1 of 2 people found the following review helpful
Tightly plotted, hamstrung by dialogue.,
This review is from: Killing, the (DVD)The Killing (Stanley Kubrick, 1956)
For many years, I have been fond of saying that the only Kubrick film I could stomach was Lolita. While The Killing isn't up to those standards (and certainly doesn't rate a spot in IMDB's Top 250, where it sits as I write this), it's certainly a film with rewatchability potential.
Johnny Clay (The Godfather's Sterling Hayden) has just gotten out after a five-year stint in prison, and needs cash. He concocts a scheme to knock over a racetrack to the tune of $2 million, give or take a few rubles. Putting together a core team of five guys, and with two on the periphery, they plan and execute the crime. That, of course, is when things start getting interesting.

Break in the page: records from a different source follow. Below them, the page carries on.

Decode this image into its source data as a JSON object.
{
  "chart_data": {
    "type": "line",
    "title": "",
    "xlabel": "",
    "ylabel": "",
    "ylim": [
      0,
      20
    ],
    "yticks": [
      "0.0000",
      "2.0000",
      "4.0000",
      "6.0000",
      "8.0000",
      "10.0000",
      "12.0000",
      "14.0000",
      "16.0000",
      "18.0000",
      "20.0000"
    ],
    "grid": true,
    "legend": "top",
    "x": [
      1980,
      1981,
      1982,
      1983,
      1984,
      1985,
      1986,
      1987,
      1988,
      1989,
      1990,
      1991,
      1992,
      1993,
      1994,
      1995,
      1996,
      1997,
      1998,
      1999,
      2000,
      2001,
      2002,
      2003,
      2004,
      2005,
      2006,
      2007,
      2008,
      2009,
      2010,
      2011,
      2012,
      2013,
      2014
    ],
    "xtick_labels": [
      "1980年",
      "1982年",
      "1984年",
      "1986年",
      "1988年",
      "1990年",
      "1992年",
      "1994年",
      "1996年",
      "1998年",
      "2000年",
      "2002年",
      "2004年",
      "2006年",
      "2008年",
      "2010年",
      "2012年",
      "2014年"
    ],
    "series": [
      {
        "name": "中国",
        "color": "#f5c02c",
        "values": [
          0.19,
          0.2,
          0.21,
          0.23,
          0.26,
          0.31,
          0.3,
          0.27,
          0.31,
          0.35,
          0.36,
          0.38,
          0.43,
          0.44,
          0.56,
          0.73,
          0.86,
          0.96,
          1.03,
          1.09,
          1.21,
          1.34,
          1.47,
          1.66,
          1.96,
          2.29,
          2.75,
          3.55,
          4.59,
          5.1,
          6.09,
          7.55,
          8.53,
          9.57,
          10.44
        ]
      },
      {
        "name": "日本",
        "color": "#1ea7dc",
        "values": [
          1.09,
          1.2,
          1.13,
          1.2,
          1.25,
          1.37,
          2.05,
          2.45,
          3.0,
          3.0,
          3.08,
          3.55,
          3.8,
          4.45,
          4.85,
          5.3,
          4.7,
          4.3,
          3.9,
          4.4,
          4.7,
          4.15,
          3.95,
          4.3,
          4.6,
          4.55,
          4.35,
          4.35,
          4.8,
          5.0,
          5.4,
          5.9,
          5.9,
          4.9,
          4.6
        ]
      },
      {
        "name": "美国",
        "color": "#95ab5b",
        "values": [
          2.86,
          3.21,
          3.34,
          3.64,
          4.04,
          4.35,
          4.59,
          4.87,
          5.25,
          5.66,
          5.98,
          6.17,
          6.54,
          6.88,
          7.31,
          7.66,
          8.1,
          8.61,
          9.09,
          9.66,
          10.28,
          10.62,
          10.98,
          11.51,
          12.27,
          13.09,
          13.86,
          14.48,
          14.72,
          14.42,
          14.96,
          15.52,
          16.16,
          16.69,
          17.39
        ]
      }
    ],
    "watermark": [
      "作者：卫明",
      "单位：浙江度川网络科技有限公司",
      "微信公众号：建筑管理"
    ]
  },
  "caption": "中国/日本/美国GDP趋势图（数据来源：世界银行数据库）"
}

This is good, solid film noir, for the most part. Where it fails to make the cut are in the narration (and Kubrick's bouncing back and forth in time like a pinball, which necessitates it) and the dialogue, written by cult favorite Jim Thompson (The Grifters, The Killer Inside Me, etc). The dialogue has about as much meat to it as one finds in a typical Spillane novel; it's fun, but "timeless" is not a word I'd use to describe it by a longshot. That being the case, it's hard for the actors involved to really get their heads around most parts; they do the best they can with what they have, and in some cases, that's enough to make the characters come alive. Elisha Cook, Jr., is especially good, despite having some of the most ineffectual dialogue ever written for a straight mystery film.
The strongest part of the film, on the other hand, is the ending, a shaggy-dog-story style beauty that would later appear in a different form in Ocean's Eleven (the original, good version, not that overblown Soderbergh piece of trash). It is inevitable, and beautiful.